I’m sitting in a dimly lit recording booth, about the size of an elevator, at a small table opposite my friend Brenna. The only things between us are a couple cups of water, our microphones, a lamp, a box of tissues, and my notebook. The setup is designed to encourage meaningful eye contact. “So,” I ask, “when did you meet Greg?”
The conversations range from mournful to celebratory, painful to funny. Children interview parents, parents interview grandparents, wives interview husbands, veterans discuss combat experience, a couple remembers a beloved pet, classmates talk about high school, friends ask friends about eloping. What all the stories have in common is that they get personal—more personal than everyday conversations with your loved ones tend to get.

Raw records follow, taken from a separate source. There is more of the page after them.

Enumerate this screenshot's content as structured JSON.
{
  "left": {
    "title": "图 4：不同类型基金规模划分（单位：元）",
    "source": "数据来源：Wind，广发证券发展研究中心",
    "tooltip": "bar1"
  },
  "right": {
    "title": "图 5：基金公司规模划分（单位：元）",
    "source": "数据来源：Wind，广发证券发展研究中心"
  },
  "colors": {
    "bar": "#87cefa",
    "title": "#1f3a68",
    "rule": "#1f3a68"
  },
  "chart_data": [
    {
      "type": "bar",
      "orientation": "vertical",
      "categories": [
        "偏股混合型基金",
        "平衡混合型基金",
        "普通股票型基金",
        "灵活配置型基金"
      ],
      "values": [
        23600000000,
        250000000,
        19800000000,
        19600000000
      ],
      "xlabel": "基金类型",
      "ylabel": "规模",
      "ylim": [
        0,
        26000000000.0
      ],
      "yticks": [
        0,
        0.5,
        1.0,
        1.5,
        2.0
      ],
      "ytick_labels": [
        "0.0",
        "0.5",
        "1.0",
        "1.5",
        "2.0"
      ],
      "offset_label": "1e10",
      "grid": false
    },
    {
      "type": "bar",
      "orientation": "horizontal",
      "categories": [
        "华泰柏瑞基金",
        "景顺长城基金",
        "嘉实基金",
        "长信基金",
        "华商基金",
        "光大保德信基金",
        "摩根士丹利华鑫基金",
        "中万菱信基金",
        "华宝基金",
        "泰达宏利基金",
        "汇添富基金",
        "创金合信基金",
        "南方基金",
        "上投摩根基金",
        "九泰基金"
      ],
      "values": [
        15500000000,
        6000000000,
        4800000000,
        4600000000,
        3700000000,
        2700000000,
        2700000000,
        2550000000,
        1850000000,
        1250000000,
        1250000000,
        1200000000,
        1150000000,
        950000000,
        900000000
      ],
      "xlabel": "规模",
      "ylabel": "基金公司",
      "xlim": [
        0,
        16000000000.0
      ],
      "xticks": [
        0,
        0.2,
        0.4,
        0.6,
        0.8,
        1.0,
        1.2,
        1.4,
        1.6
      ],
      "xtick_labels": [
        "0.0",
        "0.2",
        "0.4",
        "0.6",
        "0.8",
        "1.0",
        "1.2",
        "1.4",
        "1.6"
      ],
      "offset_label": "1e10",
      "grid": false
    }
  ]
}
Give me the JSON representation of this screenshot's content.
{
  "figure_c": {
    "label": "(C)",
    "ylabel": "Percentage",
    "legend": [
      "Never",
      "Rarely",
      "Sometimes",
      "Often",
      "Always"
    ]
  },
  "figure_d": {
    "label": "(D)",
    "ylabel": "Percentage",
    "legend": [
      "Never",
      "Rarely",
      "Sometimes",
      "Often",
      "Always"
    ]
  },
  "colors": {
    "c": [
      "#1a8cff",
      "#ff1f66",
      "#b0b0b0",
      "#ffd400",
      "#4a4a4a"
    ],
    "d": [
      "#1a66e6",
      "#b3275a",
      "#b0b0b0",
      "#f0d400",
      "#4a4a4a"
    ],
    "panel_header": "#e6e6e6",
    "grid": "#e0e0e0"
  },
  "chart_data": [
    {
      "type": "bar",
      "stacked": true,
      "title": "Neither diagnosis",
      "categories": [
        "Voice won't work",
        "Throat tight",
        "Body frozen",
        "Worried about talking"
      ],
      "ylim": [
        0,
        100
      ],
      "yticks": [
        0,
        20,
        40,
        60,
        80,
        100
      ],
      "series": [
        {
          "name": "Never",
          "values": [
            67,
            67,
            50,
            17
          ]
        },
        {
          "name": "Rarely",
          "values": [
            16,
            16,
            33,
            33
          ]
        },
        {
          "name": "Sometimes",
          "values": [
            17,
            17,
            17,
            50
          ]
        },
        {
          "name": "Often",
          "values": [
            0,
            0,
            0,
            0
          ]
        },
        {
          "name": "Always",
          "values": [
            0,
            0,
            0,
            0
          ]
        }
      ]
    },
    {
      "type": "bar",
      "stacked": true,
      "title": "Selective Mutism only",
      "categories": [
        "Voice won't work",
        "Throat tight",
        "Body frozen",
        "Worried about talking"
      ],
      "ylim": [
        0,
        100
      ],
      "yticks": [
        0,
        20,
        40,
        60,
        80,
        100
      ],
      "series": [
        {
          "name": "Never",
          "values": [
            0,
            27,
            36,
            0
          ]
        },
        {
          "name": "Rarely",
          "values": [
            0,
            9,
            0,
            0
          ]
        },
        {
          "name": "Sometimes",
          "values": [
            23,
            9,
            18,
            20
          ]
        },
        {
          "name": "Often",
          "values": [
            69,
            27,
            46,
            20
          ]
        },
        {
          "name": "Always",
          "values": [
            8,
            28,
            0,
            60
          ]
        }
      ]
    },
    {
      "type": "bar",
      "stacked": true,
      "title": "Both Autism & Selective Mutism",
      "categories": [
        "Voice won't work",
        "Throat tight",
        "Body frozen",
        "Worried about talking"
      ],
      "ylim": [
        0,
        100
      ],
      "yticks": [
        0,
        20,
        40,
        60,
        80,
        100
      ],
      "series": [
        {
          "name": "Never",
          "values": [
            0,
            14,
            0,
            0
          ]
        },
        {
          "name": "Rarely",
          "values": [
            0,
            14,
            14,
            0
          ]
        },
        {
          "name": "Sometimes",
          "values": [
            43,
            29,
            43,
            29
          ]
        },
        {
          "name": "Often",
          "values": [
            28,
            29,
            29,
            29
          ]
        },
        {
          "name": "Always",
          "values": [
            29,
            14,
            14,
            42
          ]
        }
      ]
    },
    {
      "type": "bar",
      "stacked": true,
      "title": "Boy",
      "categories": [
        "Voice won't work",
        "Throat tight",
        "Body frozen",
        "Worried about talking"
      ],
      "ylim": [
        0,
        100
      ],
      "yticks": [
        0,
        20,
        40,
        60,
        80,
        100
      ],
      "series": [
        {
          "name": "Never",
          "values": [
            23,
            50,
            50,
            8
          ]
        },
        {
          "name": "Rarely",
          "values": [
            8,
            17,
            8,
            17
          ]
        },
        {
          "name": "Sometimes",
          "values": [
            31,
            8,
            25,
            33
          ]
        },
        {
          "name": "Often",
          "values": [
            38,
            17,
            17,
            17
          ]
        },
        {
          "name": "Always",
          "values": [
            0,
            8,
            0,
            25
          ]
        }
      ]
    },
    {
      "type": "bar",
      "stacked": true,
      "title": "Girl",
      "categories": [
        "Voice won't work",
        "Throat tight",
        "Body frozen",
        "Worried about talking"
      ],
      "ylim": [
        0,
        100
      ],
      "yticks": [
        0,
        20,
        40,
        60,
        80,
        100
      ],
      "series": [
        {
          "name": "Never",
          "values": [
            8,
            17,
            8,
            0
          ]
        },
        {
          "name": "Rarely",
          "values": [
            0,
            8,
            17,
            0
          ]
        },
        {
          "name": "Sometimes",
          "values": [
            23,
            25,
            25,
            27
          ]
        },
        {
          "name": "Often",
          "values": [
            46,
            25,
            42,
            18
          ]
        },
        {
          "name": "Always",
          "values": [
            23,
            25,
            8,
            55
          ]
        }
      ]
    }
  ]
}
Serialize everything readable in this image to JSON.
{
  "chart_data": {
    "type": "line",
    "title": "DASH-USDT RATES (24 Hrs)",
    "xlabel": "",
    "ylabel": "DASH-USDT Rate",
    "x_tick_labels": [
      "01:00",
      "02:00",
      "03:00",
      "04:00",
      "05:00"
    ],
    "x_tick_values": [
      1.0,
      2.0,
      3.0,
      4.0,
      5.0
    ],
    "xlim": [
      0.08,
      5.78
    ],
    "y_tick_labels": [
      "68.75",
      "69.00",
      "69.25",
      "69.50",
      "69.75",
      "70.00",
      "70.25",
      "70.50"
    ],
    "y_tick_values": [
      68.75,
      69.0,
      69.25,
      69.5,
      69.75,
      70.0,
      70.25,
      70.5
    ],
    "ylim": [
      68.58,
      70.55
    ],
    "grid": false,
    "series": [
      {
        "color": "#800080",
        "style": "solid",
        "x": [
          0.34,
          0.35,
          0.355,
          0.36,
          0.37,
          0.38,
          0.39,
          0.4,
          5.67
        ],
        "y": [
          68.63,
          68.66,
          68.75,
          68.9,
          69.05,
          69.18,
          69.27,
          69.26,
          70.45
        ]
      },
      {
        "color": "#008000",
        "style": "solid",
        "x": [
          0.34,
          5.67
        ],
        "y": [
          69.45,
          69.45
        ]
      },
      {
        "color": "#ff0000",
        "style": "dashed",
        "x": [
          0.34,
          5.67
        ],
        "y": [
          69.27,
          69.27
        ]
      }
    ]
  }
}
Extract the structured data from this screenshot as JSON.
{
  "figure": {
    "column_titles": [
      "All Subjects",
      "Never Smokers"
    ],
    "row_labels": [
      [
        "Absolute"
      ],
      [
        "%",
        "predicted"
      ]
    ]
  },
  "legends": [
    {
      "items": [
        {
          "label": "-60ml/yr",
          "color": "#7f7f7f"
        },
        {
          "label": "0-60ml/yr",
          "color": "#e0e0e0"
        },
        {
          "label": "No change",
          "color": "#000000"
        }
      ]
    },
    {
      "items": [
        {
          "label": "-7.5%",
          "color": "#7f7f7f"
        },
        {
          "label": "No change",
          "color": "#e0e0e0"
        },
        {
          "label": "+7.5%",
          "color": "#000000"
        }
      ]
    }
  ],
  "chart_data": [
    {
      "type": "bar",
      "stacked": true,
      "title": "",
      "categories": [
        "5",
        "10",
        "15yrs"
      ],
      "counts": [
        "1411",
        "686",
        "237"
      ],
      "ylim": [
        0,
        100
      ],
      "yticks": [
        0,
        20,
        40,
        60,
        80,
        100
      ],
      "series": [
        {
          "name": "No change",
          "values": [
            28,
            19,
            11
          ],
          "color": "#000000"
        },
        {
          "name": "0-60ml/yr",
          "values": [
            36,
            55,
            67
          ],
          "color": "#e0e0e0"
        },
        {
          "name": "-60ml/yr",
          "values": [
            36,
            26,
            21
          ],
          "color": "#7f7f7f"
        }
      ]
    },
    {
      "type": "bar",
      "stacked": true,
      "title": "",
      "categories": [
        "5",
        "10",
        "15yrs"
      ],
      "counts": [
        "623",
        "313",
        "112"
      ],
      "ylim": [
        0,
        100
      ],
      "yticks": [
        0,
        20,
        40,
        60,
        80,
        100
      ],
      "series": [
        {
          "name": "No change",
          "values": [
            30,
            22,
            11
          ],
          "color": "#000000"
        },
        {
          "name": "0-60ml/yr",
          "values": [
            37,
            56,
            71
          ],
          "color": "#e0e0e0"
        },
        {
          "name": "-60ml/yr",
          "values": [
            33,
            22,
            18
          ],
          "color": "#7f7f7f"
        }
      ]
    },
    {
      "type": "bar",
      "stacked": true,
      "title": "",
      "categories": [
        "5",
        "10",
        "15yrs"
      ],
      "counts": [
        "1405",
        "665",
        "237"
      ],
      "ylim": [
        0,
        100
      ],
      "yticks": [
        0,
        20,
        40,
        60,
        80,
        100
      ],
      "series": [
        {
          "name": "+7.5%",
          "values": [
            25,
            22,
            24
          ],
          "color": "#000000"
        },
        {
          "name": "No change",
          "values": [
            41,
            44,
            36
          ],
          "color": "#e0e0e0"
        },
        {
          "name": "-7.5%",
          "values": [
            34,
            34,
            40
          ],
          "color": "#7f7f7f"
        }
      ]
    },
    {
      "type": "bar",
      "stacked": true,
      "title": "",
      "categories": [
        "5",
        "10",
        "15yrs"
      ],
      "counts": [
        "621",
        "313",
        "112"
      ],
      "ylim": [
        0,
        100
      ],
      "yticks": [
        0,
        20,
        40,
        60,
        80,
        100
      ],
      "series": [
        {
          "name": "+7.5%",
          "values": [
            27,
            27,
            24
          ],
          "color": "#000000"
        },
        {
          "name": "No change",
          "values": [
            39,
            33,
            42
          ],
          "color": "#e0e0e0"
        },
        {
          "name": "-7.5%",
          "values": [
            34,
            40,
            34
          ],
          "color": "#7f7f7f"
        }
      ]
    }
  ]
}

Shah told me that the experience was a “cool, intimate way to get to know someone you already know,” and that she had been wanting to participate in StoryCorps for several years. Mariana Motherway, on the other hand, had to be talked into it. She’s 13, a seventh grader at Park View school in Morton Grove, and came in to be interviewed by her father, Michael Motherway, who lives in Elk Grove.
StoryCorps opened its first recording booth in New York City in 2003, and has added locations in San Francisco, Atlanta, Milwaukee, Nashville, and Alaska (the last three are no longer operating). Chicago is the fourth city to get a permanent recording booth, which opened on the ground floor of the Chicago Cultural Center in early May. Stories will be recorded in the new location on Thursdays and Saturdays, and one a week will be edited for broadcast on WBEZ during All Things Considered starting on May 24.